- Folha de S. Paulo
O Datafolha apurou que 71% dos brasileiros são contra a reforma da Previdência. Para os partidários da democracia direta, isso é o que basta para suspender os trâmites legislativos.
Mas será que, nas democracias, deve-se sempre ouvir a voz da maioria? Quando se trata de direitos fundamentais, a resposta é claramente "não". Se a maioria dos brasileiros votasse por escravizar os índios, por exemplo, essa decisão teria de ser anulada pela Justiça. Aqui, atender à maioria constituiria violação da ordem democrática, que necessariamente preserva direitos de minorias.
Há outros assuntos em que o peso da maioria deve ser relativizado? Isso depende do tipo de democracia que abraçamos. No modelo representativo adotado no Brasil, a resposta é "sim". E existem bons motivos para isso. Imagine, leitor, que vivemos numa democracia direta, na qual caberá à população propor e definir, através de votação na internet, o valor do salário mínimo.

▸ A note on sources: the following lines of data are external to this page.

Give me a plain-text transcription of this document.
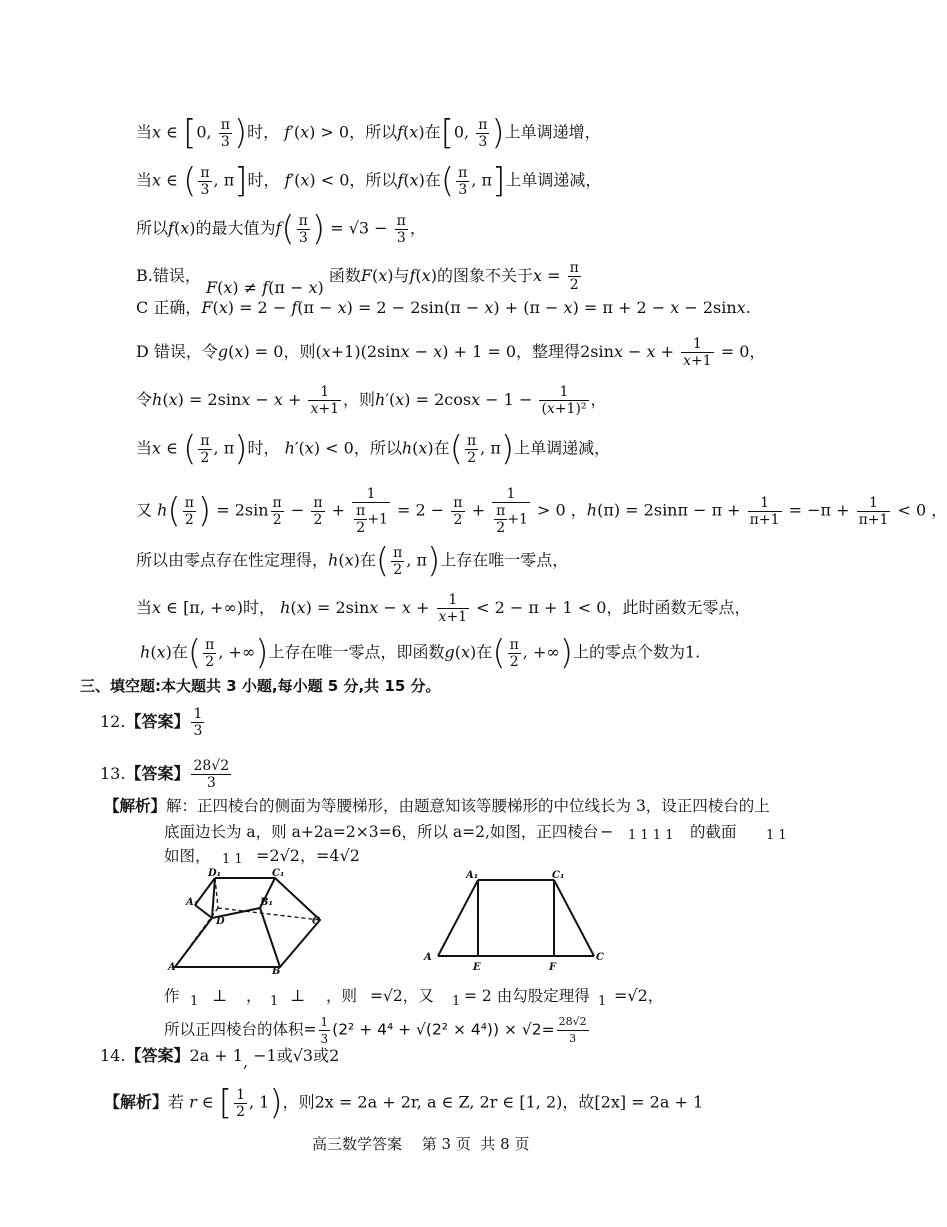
当x ∈ [0, $\frac{\pi}{3}$ )时， f′(x) > 0，所以f(x)在[0, $\frac{\pi}{3}$ )上单调递增，
当x ∈ ( $\frac{\pi}{3}$ , π]时， f′(x) < 0，所以f(x)在( $\frac{\pi}{3}$ , π]上单调递减，
所以f(x)的最大值为$f( \frac{\pi}{3}$ ) = $√3 - \frac{\pi}{3}$ ，
B.错误， F(x) ≠ f(π − x) 函数F(x)与f(x)的图象不关于$x = \frac{\pi}{2}$
C 正确，F(x) = 2 − f(π − x) = 2 − 2sin(π − x) + (π − x) = π + 2 − x − 2sinx.
D 错误，令g(x) = 0，则(x+1)(2sinx − x) + 1 = 0，整理得$2\sin x - x + \frac{1}{x+1} = 0$，
令$h(x) = 2\sin x - x + \frac{1}{x+1}$ ，则$h'(x) = 2\cos x - 1 - \frac{1}{\text{(x+1)²}}$ ，
当x ∈ ( $\frac{\pi}{2}$ , π)时， h′(x) < 0，所以h(x)在( $\frac{\pi}{2}$ , π)上单调递减，
又 $h( \frac{\pi}{2}$ ) = $2\sin \frac{\pi}{2} - \frac{\pi}{2} + \frac{1}{\frac{\pi}{2} +1} = 2 - \frac{\pi}{2} + \frac{1}{\frac{\pi}{2} +1} > 0$ ，$h(\pi) = 2\sin\pi - \pi + \frac{1}{\pi+1} = -\pi + \frac{1}{\pi+1} < 0$ ，
所以由零点存在性定理得，h(x)在( $\frac{\pi}{2}$ , π)上存在唯一零点，
当x ∈ [π, +∞)时， $h(x) = 2\sin x - x + \frac{1}{x+1} < 2 - \pi + 1 < 0$，此时函数无零点，
h(x)在( $\frac{\pi}{2}$ , +∞)上存在唯一零点，即函数g(x)在( $\frac{\pi}{2}$ , +∞)上的零点个数为1.
三、填空题:本大题共 3 小题,每小题 5 分,共 15 分。
12.【答案】 $\frac{1}{3}$
13.【答案】 $\frac{28√2}{3}$
【解析】解：正四棱台的侧面为等腰梯形，由题意知该等腰梯形的中位线长为 3，设正四棱台的上
底面边长为 a，则 a+2a=2×3=6，所以 a=2,如图，正四棱台 − 1 1 1 1 的截面 1 1
如图， 1 1 =2√2， =4√2
D₁	C₁
A₁	B₁
D	C
A	B
A₁	C₁
A
E	F
C
作 1 ⊥ ， 1 ⊥ ，则 =√2，又 1 = 2 由勾股定理得 1 =√2，
所以正四棱台的体积= $\frac{1}{3} (2^2 + 4^4 + √(2^2 \times 4^4)) \times √2= \frac{28√2}{3}$
14.【答案】2a + 1, −1或√3或2
【解析】若 r ∈ [ $\frac{1}{2}$ , 1)，则2x = 2a + 2r, a ∈ Z, 2r ∈ [1, 2)，故[2x] = 2a + 1
高三数学答案　 第 3 页  共 8 页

Não é preciso um Datafolha para antever problemas.
Um salário mínimo excessivamente generoso cria dificuldades para o equilíbrio das contas públicas nas três esferas de governo e para o caixa de algumas empresas. O resultado mais provável do gesto de altruísmo seria inflação e desemprego nas camadas mais pobres da população.

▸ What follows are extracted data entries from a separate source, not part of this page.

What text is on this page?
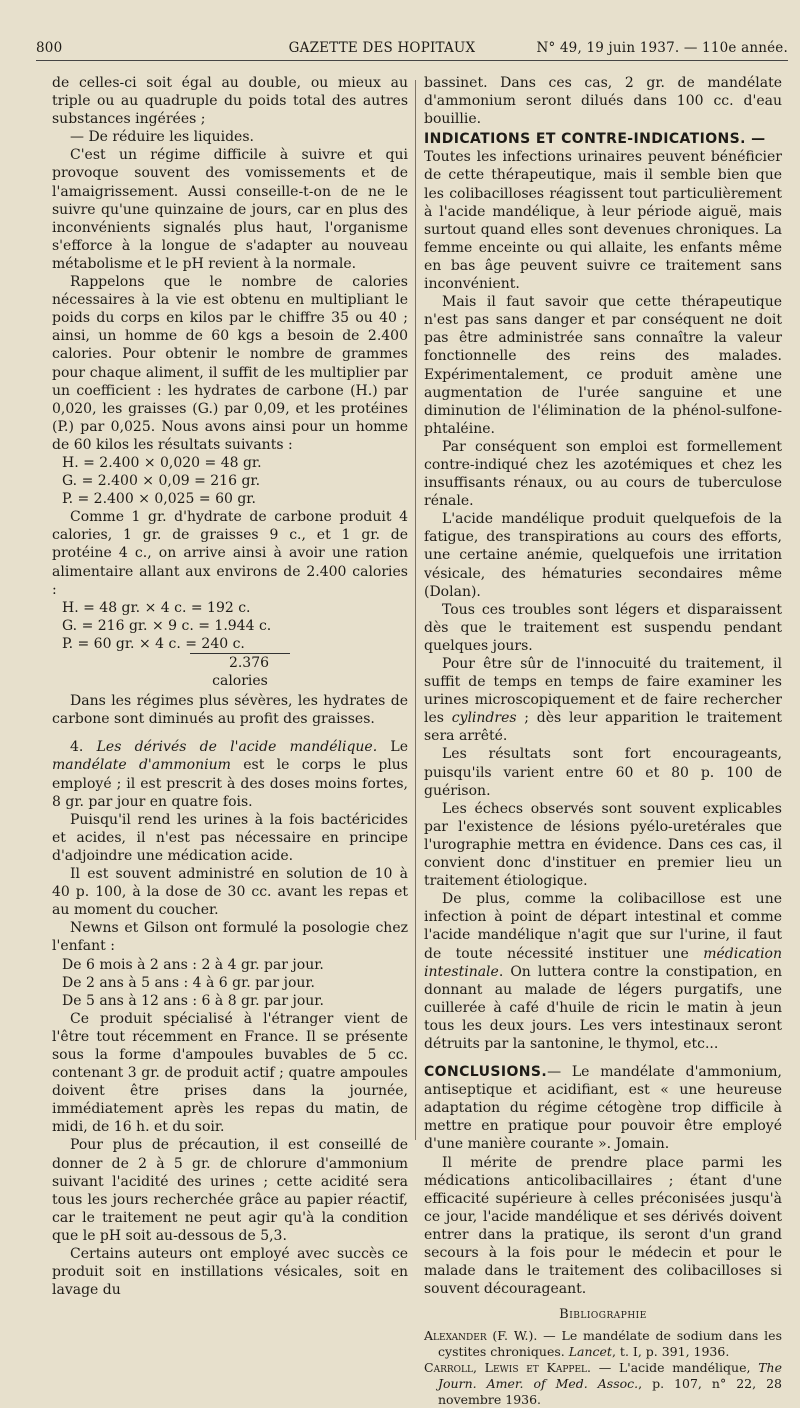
800	GAZETTE DES HOPITAUX	N° 49, 19 juin 1937. — 110e année.

de celles-ci soit égal au double, ou mieux au triple ou au quadruple du poids total des autres substances ingérées ;

— De réduire les liquides.

C'est un régime difficile à suivre et qui provoque souvent des vomissements et de l'amaigrissement. Aussi conseille-t-on de ne le suivre qu'une quinzaine de jours, car en plus des inconvénients signalés plus haut, l'organisme s'efforce à la longue de s'adapter au nouveau métabolisme et le pH revient à la normale.

Rappelons que le nombre de calories nécessaires à la vie est obtenu en multipliant le poids du corps en kilos par le chiffre 35 ou 40 ; ainsi, un homme de 60 kgs a besoin de 2.400 calories. Pour obtenir le nombre de grammes pour chaque aliment, il suffit de les multiplier par un coefficient : les hydrates de carbone (H.) par 0,020, les graisses (G.) par 0,09, et les protéines (P.) par 0,025. Nous avons ainsi pour un homme de 60 kilos les résultats suivants :

H. = 2.400 × 0,020 = 48 gr.

G. = 2.400 × 0,09 = 216 gr.

P. = 2.400 × 0,025 = 60 gr.

Comme 1 gr. d'hydrate de carbone produit 4 calories, 1 gr. de graisses 9 c., et 1 gr. de protéine 4 c., on arrive ainsi à avoir une ration alimentaire allant aux environs de 2.400 calories :

H. = 48 gr. × 4 c. = 192 c.

G. = 216 gr. × 9 c. = 1.944 c.

P. = 60 gr. × 4 c. = 240 c.

2.376 calories

Dans les régimes plus sévères, les hydrates de carbone sont diminués au profit des graisses.

4. Les dérivés de l'acide mandélique. Le mandélate d'ammonium est le corps le plus employé ; il est prescrit à des doses moins fortes, 8 gr. par jour en quatre fois.

Puisqu'il rend les urines à la fois bactéricides et acides, il n'est pas nécessaire en principe d'adjoindre une médication acide.

Il est souvent administré en solution de 10 à 40 p. 100, à la dose de 30 cc. avant les repas et au moment du coucher.

Newns et Gilson ont formulé la posologie chez l'enfant :

De 6 mois à 2 ans : 2 à 4 gr. par jour.

De 2 ans à 5 ans : 4 à 6 gr. par jour.

De 5 ans à 12 ans : 6 à 8 gr. par jour.

Ce produit spécialisé à l'étranger vient de l'être tout récemment en France. Il se présente sous la forme d'ampoules buvables de 5 cc. contenant 3 gr. de produit actif ; quatre ampoules doivent être prises dans la journée, immédiatement après les repas du matin, de midi, de 16 h. et du soir.

Pour plus de précaution, il est conseillé de donner de 2 à 5 gr. de chlorure d'ammonium suivant l'acidité des urines ; cette acidité sera tous les jours recherchée grâce au papier réactif, car le traitement ne peut agir qu'à la condition que le pH soit au-dessous de 5,3.

Certains auteurs ont employé avec succès ce produit soit en instillations vésicales, soit en lavage du

bassinet. Dans ces cas, 2 gr. de mandélate d'ammonium seront dilués dans 100 cc. d'eau bouillie.

INDICATIONS ET CONTRE-INDICATIONS. —

Toutes les infections urinaires peuvent bénéficier de cette thérapeutique, mais il semble bien que les colibacilloses réagissent tout particulièrement à l'acide mandélique, à leur période aiguë, mais surtout quand elles sont devenues chroniques. La femme enceinte ou qui allaite, les enfants même en bas âge peuvent suivre ce traitement sans inconvénient.

Mais il faut savoir que cette thérapeutique n'est pas sans danger et par conséquent ne doit pas être administrée sans connaître la valeur fonctionnelle des reins des malades. Expérimentalement, ce produit amène une augmentation de l'urée sanguine et une diminution de l'élimination de la phénol-sulfone-phtaléine.

Par conséquent son emploi est formellement contre-indiqué chez les azotémiques et chez les insuffisants rénaux, ou au cours de tuberculose rénale.

L'acide mandélique produit quelquefois de la fatigue, des transpirations au cours des efforts, une certaine anémie, quelquefois une irritation vésicale, des hématuries secondaires même (Dolan).

Tous ces troubles sont légers et disparaissent dès que le traitement est suspendu pendant quelques jours.

Pour être sûr de l'innocuité du traitement, il suffit de temps en temps de faire examiner les urines microscopiquement et de faire rechercher les cylindres ; dès leur apparition le traitement sera arrêté.

Les résultats sont fort encourageants, puisqu'ils varient entre 60 et 80 p. 100 de guérison.

Les échecs observés sont souvent explicables par l'existence de lésions pyélo-uretérales que l'urographie mettra en évidence. Dans ces cas, il convient donc d'instituer en premier lieu un traitement étiologique.

De plus, comme la colibacillose est une infection à point de départ intestinal et comme l'acide mandélique n'agit que sur l'urine, il faut de toute nécessité instituer une médication intestinale. On luttera contre la constipation, en donnant au malade de légers purgatifs, une cuillerée à café d'huile de ricin le matin à jeun tous les deux jours. Les vers intestinaux seront détruits par la santonine, le thymol, etc...

CONCLUSIONS.— Le mandélate d'ammonium, antiseptique et acidifiant, est « une heureuse adaptation du régime cétogène trop difficile à mettre en pratique pour pouvoir être employé d'une manière courante ». Jomain.

Il mérite de prendre place parmi les médications anticolibacillaires ; étant d'une efficacité supérieure à celles préconisées jusqu'à ce jour, l'acide mandélique et ses dérivés doivent entrer dans la pratique, ils seront d'un grand secours à la fois pour le médecin et pour le malade dans le traitement des colibacilloses si souvent décourageant.

Bibliographie

Alexander (F. W.). — Le mandélate de sodium dans les cystites chroniques. Lancet, t. I, p. 391, 1936.

Carroll, Lewis et Kappel. — L'acide mandélique, The Journ. Amer. of Med. Assoc., p. 107, n° 22, 28 novembre 1936.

Os "founding fathers" que escreveram a Constituição dos EUA pressentiram a dificuldade e conceberam o Congresso para contrabalançar a vontade popular num sistema de freios e contrapesos. A ideia central, que o Brasil reproduziu, é que o corpo de representantes constituiria uma elite sábia o suficiente para escapar das armadilhas do imediatismo e buscar o real interesse público.
Nos últimos 200 anos, a democracia representativa evoluiu para concepções menos elitistas que a dos "founding fathers", mas a ideia de que é preciso de algum modo filtrar os apetites imediatistas da população permanece, a meu ver, válida.